Recovery procedure

This document details how to change and revoke all keys related to a Streaming Data Manager installation when the cluster where it is running is compromised. We’ll assume that an attacker could have had access to various Streaming Data Manager related service account tokens or keys.

Disclaimer: This is not a full guide for Kubernetes security recovery, only covers parts related to Streaming Data Manager.

Service account tokens

Service account tokens provide access to specific actions related to the Kubernetes API. Streaming Data Manager is using multiple service account tokens to access the Kubernetes API service. If you think some, or all of these are compromised, and an attacker could have gained access, delete these tokens to revoke them, and restart the pods in the Streaming Data Manager related namespaces.

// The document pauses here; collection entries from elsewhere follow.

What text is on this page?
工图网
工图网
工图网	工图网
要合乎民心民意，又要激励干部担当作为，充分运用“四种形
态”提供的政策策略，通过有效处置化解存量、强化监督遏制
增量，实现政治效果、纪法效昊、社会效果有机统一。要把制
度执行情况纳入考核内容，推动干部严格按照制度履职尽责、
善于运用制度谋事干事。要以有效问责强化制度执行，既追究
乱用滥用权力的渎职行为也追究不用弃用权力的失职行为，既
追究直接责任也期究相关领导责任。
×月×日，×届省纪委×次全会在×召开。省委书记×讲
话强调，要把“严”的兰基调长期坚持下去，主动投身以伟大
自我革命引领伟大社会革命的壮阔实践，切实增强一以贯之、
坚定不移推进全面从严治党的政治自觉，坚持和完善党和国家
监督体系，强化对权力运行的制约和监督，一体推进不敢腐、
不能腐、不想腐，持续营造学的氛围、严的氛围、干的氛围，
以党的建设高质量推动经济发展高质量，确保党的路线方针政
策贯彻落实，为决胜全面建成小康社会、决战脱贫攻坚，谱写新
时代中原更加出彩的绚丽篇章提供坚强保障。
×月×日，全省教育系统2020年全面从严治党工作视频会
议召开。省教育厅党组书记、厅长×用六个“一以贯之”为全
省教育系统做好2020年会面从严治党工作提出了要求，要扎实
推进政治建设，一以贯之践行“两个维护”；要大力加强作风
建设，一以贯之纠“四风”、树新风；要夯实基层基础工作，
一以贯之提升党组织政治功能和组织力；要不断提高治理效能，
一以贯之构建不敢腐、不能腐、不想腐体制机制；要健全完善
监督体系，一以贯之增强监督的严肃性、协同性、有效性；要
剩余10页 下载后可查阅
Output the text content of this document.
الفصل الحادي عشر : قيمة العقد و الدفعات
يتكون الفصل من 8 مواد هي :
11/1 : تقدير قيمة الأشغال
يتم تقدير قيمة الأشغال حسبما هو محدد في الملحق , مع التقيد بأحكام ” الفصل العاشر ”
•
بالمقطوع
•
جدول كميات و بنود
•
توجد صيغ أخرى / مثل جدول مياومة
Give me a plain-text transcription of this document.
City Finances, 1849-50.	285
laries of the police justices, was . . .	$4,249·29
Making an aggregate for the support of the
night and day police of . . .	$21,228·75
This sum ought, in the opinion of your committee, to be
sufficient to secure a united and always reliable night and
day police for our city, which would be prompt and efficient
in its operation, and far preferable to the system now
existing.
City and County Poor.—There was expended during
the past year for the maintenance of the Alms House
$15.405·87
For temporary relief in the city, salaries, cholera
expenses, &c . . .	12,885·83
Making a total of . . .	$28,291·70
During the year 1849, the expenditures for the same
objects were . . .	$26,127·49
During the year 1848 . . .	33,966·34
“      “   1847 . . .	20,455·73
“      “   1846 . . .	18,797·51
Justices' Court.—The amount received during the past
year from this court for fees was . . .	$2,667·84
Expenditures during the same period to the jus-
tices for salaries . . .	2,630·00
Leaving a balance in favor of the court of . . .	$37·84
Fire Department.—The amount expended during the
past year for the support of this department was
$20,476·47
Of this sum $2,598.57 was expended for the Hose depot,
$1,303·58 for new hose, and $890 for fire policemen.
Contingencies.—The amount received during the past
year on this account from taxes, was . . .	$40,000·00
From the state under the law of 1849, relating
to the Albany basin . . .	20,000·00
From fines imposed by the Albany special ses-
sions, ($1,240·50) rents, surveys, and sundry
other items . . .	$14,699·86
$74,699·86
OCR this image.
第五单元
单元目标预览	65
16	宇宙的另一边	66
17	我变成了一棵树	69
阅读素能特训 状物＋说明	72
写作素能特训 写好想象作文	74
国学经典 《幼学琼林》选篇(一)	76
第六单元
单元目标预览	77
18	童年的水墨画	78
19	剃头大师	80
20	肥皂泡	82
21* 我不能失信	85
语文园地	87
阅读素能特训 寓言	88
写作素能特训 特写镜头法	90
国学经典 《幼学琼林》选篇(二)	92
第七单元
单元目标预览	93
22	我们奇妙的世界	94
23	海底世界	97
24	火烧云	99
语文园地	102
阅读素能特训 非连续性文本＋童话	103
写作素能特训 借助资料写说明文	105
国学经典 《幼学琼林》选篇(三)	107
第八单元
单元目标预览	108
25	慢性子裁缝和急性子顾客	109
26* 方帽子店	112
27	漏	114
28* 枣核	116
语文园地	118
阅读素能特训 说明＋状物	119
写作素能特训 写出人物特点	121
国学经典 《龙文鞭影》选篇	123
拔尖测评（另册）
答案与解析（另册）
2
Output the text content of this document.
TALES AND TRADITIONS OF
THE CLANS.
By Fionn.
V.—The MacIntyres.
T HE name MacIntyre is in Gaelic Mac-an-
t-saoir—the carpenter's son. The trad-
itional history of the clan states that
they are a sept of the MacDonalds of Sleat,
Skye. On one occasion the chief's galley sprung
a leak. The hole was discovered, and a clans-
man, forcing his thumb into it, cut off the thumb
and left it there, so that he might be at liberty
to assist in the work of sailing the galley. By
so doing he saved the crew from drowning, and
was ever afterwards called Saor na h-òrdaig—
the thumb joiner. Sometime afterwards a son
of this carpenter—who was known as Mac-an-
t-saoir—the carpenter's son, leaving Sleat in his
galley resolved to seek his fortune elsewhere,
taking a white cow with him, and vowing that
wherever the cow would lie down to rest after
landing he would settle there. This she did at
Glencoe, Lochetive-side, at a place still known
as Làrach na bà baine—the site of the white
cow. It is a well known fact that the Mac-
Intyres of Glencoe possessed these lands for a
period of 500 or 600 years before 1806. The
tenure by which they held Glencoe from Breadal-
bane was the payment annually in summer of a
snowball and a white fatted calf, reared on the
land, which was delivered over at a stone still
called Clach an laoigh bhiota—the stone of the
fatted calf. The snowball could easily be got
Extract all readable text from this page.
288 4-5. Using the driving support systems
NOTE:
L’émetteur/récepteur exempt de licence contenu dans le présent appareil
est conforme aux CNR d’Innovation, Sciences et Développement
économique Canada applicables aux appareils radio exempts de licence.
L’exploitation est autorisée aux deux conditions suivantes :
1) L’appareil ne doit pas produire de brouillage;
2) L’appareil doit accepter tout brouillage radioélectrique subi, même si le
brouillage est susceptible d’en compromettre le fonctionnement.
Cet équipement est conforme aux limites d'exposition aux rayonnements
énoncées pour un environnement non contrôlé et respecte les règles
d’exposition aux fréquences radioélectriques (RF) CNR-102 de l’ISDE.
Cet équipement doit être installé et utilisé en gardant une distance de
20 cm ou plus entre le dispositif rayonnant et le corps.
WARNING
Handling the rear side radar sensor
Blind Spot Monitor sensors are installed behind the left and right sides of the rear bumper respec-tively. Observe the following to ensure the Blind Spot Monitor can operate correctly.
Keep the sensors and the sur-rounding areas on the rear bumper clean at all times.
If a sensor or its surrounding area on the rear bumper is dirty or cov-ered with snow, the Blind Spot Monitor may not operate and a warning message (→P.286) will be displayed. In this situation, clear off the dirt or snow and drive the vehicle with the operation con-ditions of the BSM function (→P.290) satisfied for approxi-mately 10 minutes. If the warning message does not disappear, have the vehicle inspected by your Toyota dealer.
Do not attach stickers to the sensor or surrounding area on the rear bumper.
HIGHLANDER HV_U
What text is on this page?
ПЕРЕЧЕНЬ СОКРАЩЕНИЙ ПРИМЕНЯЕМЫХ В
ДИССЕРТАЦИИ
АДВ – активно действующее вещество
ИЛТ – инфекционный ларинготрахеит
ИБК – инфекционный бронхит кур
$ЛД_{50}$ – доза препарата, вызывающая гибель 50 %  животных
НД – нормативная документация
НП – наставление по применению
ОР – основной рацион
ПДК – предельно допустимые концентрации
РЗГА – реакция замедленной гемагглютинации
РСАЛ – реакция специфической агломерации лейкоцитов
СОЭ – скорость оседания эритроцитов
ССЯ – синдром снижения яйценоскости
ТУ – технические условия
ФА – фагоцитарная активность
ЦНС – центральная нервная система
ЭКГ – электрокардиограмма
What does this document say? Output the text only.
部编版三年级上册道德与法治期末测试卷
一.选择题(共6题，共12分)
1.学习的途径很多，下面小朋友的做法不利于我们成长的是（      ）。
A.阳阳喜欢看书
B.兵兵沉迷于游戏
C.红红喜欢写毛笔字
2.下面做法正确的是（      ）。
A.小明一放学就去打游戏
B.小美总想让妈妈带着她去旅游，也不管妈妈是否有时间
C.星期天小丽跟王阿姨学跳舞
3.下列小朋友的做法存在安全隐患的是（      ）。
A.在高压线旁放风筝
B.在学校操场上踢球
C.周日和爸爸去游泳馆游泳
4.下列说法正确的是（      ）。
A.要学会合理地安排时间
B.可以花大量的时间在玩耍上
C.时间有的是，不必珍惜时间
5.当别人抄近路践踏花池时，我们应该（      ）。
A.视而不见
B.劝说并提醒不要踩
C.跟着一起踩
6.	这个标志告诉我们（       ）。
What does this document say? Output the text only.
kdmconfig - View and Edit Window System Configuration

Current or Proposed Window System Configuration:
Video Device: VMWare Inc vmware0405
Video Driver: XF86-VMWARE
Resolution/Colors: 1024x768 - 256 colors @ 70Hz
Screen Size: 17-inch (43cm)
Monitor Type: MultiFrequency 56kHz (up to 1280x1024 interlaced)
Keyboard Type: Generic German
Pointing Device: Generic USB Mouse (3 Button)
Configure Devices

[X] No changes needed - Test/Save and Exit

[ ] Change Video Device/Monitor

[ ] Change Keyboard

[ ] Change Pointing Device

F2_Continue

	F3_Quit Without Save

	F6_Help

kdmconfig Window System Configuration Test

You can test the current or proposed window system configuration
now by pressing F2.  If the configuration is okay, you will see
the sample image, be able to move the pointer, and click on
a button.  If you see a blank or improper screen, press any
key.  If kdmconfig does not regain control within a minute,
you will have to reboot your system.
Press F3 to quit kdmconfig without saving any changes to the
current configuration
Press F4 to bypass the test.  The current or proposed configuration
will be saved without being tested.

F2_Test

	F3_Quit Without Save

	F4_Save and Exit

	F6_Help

Complete the following steps:

  1. Delete all secrets holding service account tokens.

    for namespace in supertubes-system zookeeper cert-manager kafka istio-system csr-system
    do
      kubectl delete secret -n $namespace --field-selector type=kubernetes.io/service-account-token
    done
    
  2. Restart all pods.

    for namespace in supertubes-system zookeeper cert-manager kafka istio-system csr-system
    do
      kubectl delete pods --all
    done
    

Istio root CAs

Istio root CAs are used to sign certificates provided to workloads in the service mesh. If an attacker gets access to your CA keys, they may be able to set up a man-in-the-middle attack and eavesdrop encrypted network traffic.

Using the default, generated CA

If you are using the default, generated CA, delete the secret that holds the generated root CA and restart all pods in the istio-system namespace.

kubectl delete secret -n istio-system istio-ca-secret
kubectl delete pods -n istio-system --all

After Istiod is restarted, and the CA is regenerated, you must restart all pods with a sidecar in the system.

Using your own certificates

If you are using your own certificates with Istio, revoke them, create new ones, and configure those in the cluster.

This guide doesn’t cover how exactly you’ll need to revoke the certificates, or create new ones. It depends on how the original certificates were created, what is the signing root CA for them, and where else are they used. You’ll probably need to add them to the Certificate Revocation List (CRL) of the issuing Certificate Authority, and follow the issuing Certificate Authority’s guidelines to create a new one.

Once you’ve revoked the CA and generated a new one, set the new CA in Streaming Data Manager.

  • If you’re storing the CAs in secrets on the cluster, update the contents of the configured secret specified in spec.citadel.caSecretName. To properly set up the secret with the certificates, follow the Istio documentation
  • If you’ve configured Vault using istiod.ca.vault in the IstioControlPlane CR, update the CAs in Vault.

Once your CA is changed, restart all pods in the istio-system namespace:

kubectl delete pods -n istio-system --all

After Istiod is restarted, restart all pods with a sidecar in the system.

Using CSR-operator

If you are using the CSR-operator as a certificate issuer in your Istio cluster, simply delete the CA certificate secret generated by the CSR-operator named csr-operator-cacerts in the namespace CSR-operator is installed. The default value for this namespace is csr-operator-system.

kubectl delete secret csr-operator-cacerts -n <csr-operator-namespace>

After that, restart the CSR-operator pod, so it creates a new CA secret.

Delete and create a new external-ca-cert secret for istio, so it uses the new external CA:

kubectl create -f - <<EOF
apiVersion: v1
kind: Secret
metadata:
  name: external-ca-cert
  namespace: istio-system
data:
  root-cert.pem: <ca_crt.pem-from-csr-operator-cacerts>
EOF

Restart all the pods in the istio-system namespace:

kubectl delete pods -n istio-system --all

Finally, after Istiod is restarted, restart all pods with a sidecar in the system.